Climate change is affecting women's contributions in Asia and Africa: Study
A study published in the Nature Climate Change journal on November 25, says that climate change poses a threat to women's agency, decision-making, and contributions to adaptation strategies.
A study published in the Nature Climate Change journal shows that climate change is affecting women’s agency in Africa and Asia. The study draws data from 25 qualitative case studies across three hotspots in the two continents and uses qualitative comparative analysis to show how climate change is more brutal for women.
The supercharged fires in California, wildfires, and drought in East Australia, flooding in Venice, and many other climate change induced weather changes are threatening people across the globe. Without proper adaptation, loss of lives, homes and livelihoods, crop damage, food scarcity, loss of farmland and natural habitat, animal habitat and more are becoming common. Even with increased climate crisis awareness, by scientists and climate activists like Greta Thunberg, Jane Fonda, and many more, we still face burgeoning possibility of losing the battle against climate change.
The study titled, “A qualitative comparative analysis of women’s agency and adaptive capacity in climate change hotspots in Asia and Africa” led by gender analyst, Nitya Rao, University of East Anglia explains that climate crisis is imperiling women’s agency, meaningful choices and strategic decisions, and contributions to adaptation responses.
One of the key findings of the study is that environmental stress is a key depressor of women’s agency even when household structures and social norms are supportive or legal entitlements are available.
In East Africa, for example, the men who earlier travelled 15 to 30 kilometres in search of water for cattle, now travel up to 150 kilometres and don’t return home for a long period of time. Earlier, women travelled with men, to milk the cattle and use the milk for their family and for commercial selling. But, now they are left behind without the extra income from selling milk and undertaking more responsibilities of home and income.

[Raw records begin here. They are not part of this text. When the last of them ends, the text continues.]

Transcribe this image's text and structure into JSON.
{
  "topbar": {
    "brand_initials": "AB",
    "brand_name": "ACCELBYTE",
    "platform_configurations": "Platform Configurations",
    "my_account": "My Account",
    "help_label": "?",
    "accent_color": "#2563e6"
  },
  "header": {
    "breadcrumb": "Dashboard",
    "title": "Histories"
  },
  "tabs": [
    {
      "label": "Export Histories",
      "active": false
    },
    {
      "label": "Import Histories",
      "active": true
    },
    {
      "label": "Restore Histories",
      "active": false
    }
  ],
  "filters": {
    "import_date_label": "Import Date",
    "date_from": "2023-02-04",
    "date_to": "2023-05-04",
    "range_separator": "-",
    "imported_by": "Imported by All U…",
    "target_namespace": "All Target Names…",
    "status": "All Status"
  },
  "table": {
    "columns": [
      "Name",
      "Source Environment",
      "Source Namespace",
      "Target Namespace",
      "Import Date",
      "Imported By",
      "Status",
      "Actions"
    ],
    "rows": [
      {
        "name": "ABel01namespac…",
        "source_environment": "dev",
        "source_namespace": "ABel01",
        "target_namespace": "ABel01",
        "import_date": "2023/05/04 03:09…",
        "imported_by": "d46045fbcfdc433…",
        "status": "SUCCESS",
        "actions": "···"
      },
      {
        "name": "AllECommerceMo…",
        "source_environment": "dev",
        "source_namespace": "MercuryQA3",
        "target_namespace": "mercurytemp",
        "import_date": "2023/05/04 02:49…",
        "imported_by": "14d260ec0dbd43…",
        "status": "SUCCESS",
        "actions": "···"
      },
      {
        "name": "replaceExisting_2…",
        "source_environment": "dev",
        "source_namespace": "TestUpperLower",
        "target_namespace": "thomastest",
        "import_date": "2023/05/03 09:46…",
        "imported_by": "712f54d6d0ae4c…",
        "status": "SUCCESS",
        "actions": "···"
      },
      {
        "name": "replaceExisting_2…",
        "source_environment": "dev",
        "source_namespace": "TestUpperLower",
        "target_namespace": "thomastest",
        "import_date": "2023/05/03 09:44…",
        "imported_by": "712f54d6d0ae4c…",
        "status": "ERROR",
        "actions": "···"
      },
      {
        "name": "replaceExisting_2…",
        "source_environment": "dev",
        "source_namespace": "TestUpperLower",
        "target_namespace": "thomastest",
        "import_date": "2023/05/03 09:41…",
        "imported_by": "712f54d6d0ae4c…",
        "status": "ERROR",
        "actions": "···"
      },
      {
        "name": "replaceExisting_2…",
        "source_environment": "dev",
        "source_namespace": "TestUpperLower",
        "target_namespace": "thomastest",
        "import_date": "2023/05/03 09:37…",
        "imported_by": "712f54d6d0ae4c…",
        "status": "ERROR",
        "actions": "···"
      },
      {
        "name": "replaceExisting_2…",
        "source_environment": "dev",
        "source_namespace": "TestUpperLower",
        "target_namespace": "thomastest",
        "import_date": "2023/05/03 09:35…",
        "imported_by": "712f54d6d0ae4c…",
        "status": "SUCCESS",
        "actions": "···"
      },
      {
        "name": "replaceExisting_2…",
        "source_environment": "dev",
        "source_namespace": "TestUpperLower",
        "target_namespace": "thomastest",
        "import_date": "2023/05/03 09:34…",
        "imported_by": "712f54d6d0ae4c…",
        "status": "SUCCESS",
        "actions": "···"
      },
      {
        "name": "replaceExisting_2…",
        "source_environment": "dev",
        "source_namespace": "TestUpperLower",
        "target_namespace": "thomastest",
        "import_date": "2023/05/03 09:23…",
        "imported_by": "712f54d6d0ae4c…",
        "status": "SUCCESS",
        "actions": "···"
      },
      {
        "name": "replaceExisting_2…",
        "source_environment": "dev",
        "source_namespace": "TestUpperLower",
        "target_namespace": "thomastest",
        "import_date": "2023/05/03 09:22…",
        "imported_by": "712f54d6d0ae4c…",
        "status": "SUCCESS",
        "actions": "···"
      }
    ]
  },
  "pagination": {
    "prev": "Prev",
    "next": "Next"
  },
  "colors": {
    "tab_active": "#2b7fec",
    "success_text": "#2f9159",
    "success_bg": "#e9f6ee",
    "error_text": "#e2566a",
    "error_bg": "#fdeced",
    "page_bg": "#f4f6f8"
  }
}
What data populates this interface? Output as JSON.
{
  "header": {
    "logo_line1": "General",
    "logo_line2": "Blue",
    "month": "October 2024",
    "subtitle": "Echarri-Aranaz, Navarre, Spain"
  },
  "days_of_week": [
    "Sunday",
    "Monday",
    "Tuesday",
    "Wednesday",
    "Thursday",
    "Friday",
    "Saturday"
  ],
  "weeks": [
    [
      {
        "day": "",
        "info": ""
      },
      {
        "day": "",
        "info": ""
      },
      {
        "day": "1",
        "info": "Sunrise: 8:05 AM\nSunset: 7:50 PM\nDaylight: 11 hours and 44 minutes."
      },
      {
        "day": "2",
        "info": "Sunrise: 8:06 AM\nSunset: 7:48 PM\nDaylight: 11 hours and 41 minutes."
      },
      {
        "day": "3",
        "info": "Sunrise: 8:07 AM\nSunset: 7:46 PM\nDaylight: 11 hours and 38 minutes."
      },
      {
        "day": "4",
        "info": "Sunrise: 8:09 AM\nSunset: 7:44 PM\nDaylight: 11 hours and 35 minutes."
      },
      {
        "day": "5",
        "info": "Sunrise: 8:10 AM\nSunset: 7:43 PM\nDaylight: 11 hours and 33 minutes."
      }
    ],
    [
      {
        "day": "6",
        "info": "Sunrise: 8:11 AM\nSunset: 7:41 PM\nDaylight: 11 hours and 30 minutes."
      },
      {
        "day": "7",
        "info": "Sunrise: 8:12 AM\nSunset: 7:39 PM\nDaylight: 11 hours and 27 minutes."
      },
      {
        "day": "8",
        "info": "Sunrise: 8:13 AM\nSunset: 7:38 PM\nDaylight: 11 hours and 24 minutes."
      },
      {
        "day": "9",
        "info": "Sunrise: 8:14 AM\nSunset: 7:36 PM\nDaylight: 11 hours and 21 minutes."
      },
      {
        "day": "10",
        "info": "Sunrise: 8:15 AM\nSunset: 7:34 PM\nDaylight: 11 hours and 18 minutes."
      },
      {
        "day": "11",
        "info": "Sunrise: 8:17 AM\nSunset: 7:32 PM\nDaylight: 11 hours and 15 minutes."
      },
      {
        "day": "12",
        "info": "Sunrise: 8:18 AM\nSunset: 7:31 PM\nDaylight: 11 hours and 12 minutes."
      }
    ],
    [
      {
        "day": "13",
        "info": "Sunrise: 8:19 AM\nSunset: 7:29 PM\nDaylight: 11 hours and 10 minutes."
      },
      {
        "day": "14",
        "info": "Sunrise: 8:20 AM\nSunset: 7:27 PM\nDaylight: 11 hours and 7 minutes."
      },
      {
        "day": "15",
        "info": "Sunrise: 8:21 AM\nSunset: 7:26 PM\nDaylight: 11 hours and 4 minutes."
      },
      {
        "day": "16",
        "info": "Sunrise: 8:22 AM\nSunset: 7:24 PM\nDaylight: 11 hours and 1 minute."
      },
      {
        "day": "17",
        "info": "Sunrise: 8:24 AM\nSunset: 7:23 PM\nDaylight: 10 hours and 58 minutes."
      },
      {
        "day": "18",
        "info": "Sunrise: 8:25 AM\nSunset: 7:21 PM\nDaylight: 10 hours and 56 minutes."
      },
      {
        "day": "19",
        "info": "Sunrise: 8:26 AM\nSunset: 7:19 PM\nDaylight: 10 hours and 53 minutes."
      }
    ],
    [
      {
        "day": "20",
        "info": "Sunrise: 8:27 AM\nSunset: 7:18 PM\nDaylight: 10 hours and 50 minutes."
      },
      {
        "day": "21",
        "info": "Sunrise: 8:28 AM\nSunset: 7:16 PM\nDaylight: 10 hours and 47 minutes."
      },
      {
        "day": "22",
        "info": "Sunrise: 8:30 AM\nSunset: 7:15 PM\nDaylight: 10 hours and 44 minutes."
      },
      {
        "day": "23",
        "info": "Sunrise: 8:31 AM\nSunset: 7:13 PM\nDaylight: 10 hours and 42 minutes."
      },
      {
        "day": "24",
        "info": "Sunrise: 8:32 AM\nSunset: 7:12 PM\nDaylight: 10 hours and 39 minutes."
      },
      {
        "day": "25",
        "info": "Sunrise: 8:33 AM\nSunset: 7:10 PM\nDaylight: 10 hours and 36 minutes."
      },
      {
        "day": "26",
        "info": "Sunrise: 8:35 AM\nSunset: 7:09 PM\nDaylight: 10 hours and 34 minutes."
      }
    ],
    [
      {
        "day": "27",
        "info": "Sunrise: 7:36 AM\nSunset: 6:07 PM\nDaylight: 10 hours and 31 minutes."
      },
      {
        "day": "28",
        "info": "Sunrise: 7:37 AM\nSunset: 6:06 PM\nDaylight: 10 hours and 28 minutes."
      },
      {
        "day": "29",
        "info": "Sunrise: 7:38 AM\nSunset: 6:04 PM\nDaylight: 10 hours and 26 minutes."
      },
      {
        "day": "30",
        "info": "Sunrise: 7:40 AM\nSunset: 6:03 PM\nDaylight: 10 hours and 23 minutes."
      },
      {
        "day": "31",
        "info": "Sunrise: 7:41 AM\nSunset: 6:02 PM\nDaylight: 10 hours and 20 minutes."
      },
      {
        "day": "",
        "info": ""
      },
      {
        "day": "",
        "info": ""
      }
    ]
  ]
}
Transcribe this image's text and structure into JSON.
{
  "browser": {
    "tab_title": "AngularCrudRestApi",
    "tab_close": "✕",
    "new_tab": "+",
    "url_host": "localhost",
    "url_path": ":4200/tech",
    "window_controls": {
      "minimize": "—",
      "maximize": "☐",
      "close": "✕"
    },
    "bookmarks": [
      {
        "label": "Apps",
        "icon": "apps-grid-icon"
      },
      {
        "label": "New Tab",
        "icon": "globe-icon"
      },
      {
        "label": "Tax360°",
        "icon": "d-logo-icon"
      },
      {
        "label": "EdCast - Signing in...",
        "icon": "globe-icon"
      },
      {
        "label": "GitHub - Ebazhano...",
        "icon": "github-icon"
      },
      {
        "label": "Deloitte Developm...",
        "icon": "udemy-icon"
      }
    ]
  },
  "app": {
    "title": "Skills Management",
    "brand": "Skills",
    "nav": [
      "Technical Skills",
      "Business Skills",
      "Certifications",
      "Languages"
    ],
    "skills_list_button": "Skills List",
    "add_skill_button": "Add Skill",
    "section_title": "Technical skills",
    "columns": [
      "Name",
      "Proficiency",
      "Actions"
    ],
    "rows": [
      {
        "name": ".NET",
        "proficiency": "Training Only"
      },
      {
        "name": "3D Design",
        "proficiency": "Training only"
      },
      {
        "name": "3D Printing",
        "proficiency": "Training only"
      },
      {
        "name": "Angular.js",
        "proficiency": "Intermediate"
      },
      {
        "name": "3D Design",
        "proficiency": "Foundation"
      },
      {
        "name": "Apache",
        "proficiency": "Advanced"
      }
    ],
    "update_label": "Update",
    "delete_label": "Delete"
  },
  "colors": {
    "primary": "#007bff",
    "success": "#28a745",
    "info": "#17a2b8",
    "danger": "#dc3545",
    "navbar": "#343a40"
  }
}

In India, the dynamics are even more complicated, suggests the study. Men in agriculture plant the seeds and get the crop going and move to the city to find construction jobs or petty work. This leaves women to tend to the fields, do other farming work, along with childcare and household activities. Women struggle to support their own families when burdened with all these responsibilities.
Climate change is bad news for all. However, women will be adversely affected by the crisis, says the study. It suggests that with the right strategies in place, it gives us the opportunities to confront long-standing gender norms and give women the agency they need to not only weather this crisis, but to thrive.